Congress is my choice for the best dining experience in Austin. With exceptional tasting menus, the ability to add other incredibly tempting bites, and the option to have each dish paired with a carefully selected beer, wine or cocktail, it is quite simply… perfect. They always say to watch out for the quiet ones, and Chef Bull is a mild mannered tour de force in the kitchen. Every dish is carefully crafted so that each and every bite is one you want to always remember. — Judge Marshall Jones, Wine and Food Foundation of Texas

La Condesa

Inspired by the hip, bohemian Condesa neighborhood of Mexico City, La Condesa serves contemporary Mexican cuisine with traditional regional influences. Drawing on the bold flavors and vibrant colors of Mexico City, La Condesa provides an energetic atmosphere with creative, accessible cuisine in Austin’s thriving Second Street District.

La Condesa excels because they don't pander. Rene's pork belly huarache with fish sauce, tequila pears and blue cheese is a great example — pork belly is everywhere, but not prepped like that! They also add grapes to their Brussels, have some of the most complex salsas in town, and serve corn smut (huitlacoche) as an appetizer. In addition to Rene, Pastry Chef Laura Sawicki is a mad scientist — the explanations given of the intricacies of her desserts are sometimes astounding. We shouldn't take them for granted! — Judge Tom Thornton, Austinist


One of the newer restaurants in Austin, Lenoir is the creation of husband-wife team Todd Duplechan and Jessica Maher that is known for its casual neighborhood feel and its elevated seasonally-inspired cuisine. (Their backyard happy hour is a must when the weather is nice.) Drawing on culinary influences from warm regions around the world, Lenoir’s unique nightly three-course menu invites diners to taste a variety of different flavors developed from a blend of locally-sourced ingredients.

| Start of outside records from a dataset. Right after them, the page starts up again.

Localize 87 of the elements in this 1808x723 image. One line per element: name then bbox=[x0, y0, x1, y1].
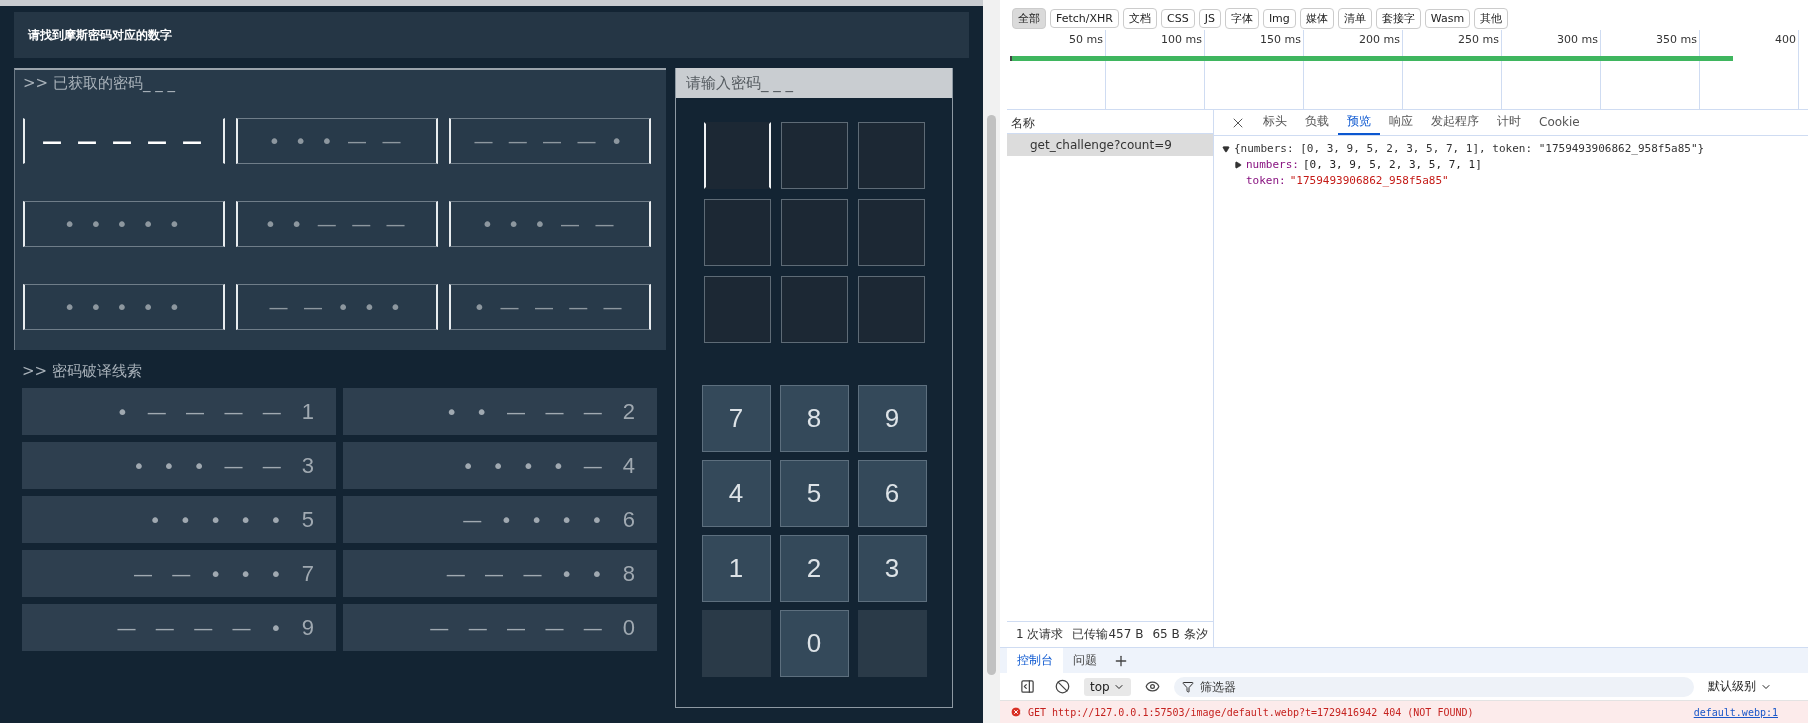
detail-tab[interactable]: 发起程序 bbox=[1422, 110, 1488, 135]
collapsed-triangle-icon[interactable] bbox=[1234, 160, 1242, 169]
morse-code[interactable]: — — — — • bbox=[449, 118, 651, 164]
source-link[interactable]: default.webp:1 bbox=[1693, 706, 1778, 718]
panel-icon bbox=[1020, 679, 1035, 694]
detail-tab[interactable]: 预览 bbox=[1338, 110, 1380, 135]
status-text: 65 B 条汐 bbox=[1152, 626, 1208, 643]
clue-digit: 9 bbox=[301, 614, 314, 641]
digit-key[interactable]: 5 bbox=[779, 460, 849, 527]
clue-digit: 5 bbox=[301, 506, 314, 533]
clue-morse: • • — — — bbox=[445, 399, 609, 424]
clue-morse: • • • • • bbox=[149, 507, 288, 532]
clear-icon bbox=[1055, 679, 1070, 694]
filter-field[interactable]: 筛选器 bbox=[1173, 676, 1694, 697]
section-heading: >> 已获取的密码_ _ _ bbox=[23, 74, 176, 94]
clue-morse: • • • — — bbox=[132, 453, 288, 478]
filter-icon bbox=[1181, 680, 1194, 693]
error-message: GET http://127.0.0.1:57503/image/default.webp?t=1729416942 404 (NOT FOUND) bbox=[1028, 706, 1475, 718]
filter-chip[interactable]: 媒体 bbox=[1299, 7, 1334, 29]
section-heading: >> 密码破译线索 bbox=[22, 362, 143, 382]
input-heading: 请输入密码_ _ _ bbox=[676, 68, 952, 98]
clue-morse: — — • • • bbox=[132, 561, 288, 586]
morse-code[interactable]: • • • • • bbox=[23, 284, 225, 330]
digit-key[interactable]: 6 bbox=[857, 460, 927, 527]
filter-chip[interactable]: 全部 bbox=[1012, 7, 1046, 29]
clue-digit: 2 bbox=[622, 398, 635, 425]
clue-digit: 4 bbox=[622, 452, 635, 479]
morse-code[interactable]: — — — — — bbox=[23, 118, 225, 164]
digit-key[interactable]: 4 bbox=[701, 460, 771, 527]
console-tab[interactable]: 控制台 bbox=[1007, 648, 1063, 673]
detail-tab[interactable]: 负载 bbox=[1296, 110, 1338, 135]
detail-tab[interactable]: Cookie bbox=[1530, 110, 1589, 135]
clue-morse: — • • • • bbox=[462, 507, 609, 532]
clue-morse: • • • • — bbox=[462, 453, 609, 478]
digit-key[interactable]: 3 bbox=[857, 535, 927, 602]
clue-morse: • — — — — bbox=[116, 399, 288, 424]
detail-tab[interactable]: 标头 bbox=[1254, 110, 1296, 135]
context-dropdown[interactable]: top bbox=[1084, 677, 1131, 696]
eye-icon bbox=[1144, 679, 1160, 694]
digit-key[interactable]: 8 bbox=[779, 385, 849, 452]
console-tab[interactable]: 问题 bbox=[1063, 648, 1107, 673]
json-summary: {numbers: [0, 3, 9, 5, 2, 3, 5, 7, 1], token: "1759493906862_958f5a85"} bbox=[1234, 142, 1705, 155]
digit-key[interactable]: 7 bbox=[701, 385, 771, 452]
error-icon bbox=[1010, 706, 1022, 718]
digit-key[interactable]: 0 bbox=[779, 610, 849, 677]
filter-chip[interactable]: 文档 bbox=[1123, 7, 1157, 29]
json-value: [0, 3, 9, 5, 2, 3, 5, 7, 1] bbox=[1303, 158, 1482, 171]
morse-code[interactable]: • • • — — bbox=[236, 118, 438, 164]
digit-key[interactable]: 2 bbox=[779, 535, 849, 602]
morse-code[interactable]: • • • • • bbox=[23, 201, 225, 247]
filter-chip[interactable]: 套接字 bbox=[1375, 7, 1421, 29]
digit-key[interactable]: 9 bbox=[857, 385, 927, 452]
filter-chip[interactable]: JS bbox=[1198, 8, 1221, 28]
filter-chip[interactable]: Wasm bbox=[1424, 8, 1471, 28]
clue-morse: — — — • • bbox=[445, 561, 609, 586]
page-title: 请找到摩斯密码对应的数字 bbox=[28, 26, 172, 44]
scrollbar-thumb[interactable] bbox=[987, 115, 996, 675]
level-dropdown[interactable]: 默认级别 bbox=[1702, 677, 1778, 696]
json-key: token: bbox=[1246, 174, 1286, 187]
status-text: 已传输457 B bbox=[1072, 626, 1144, 643]
status-text: 1 次请求 bbox=[1016, 626, 1064, 643]
morse-code[interactable]: • — — — — bbox=[449, 284, 651, 330]
json-key: numbers: bbox=[1246, 158, 1299, 171]
clue-digit: 6 bbox=[622, 506, 635, 533]
clue-digit: 3 bbox=[301, 452, 314, 479]
filter-chip[interactable]: Img bbox=[1262, 8, 1296, 28]
request-row[interactable]: get_challenge?count=9 bbox=[1007, 134, 1213, 156]
password-slot[interactable] bbox=[703, 122, 771, 189]
detail-tab[interactable]: 计时 bbox=[1488, 110, 1530, 135]
clue-digit: 0 bbox=[622, 614, 635, 641]
clue-digit: 7 bbox=[301, 560, 314, 587]
morse-code[interactable]: — — • • • bbox=[236, 284, 438, 330]
filter-chip[interactable]: Fetch/XHR bbox=[1050, 8, 1119, 28]
filter-chip[interactable]: CSS bbox=[1161, 8, 1195, 28]
json-value: "1759493906862_958f5a85" bbox=[1289, 174, 1449, 187]
digit-key[interactable]: 1 bbox=[701, 535, 771, 602]
clue-digit: 1 bbox=[301, 398, 314, 425]
clue-morse: — — — — • bbox=[116, 615, 288, 640]
expanded-triangle-icon[interactable] bbox=[1222, 144, 1230, 153]
morse-code[interactable]: • • • — — bbox=[449, 201, 651, 247]
morse-code[interactable]: • • — — — bbox=[236, 201, 438, 247]
filter-chip[interactable]: 清单 bbox=[1337, 7, 1372, 29]
clue-digit: 8 bbox=[622, 560, 635, 587]
detail-tab[interactable]: 响应 bbox=[1380, 110, 1422, 135]
clue-morse: — — — — — bbox=[429, 615, 609, 640]
filter-chip[interactable]: 其他 bbox=[1474, 7, 1509, 29]
filter-chip[interactable]: 字体 bbox=[1224, 7, 1259, 29]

The first time I went to Lenoir, it reminded me of the small, intimate bistros on Cornelia Street in New York's West Village. I love the jewel box space (and the catbird seat at the end of the bar, the best spot to take in the rich colors and shimmering light fixtures), and the fact that Todd's food, Jessica's clever desserts, and the smart wine list have such a distinct personality and point of view. — Judge Paula Disbrowe, food writer and cookbook author


The 2013 CultureMap Tastemaker Awards take place April 11 at The Driskill.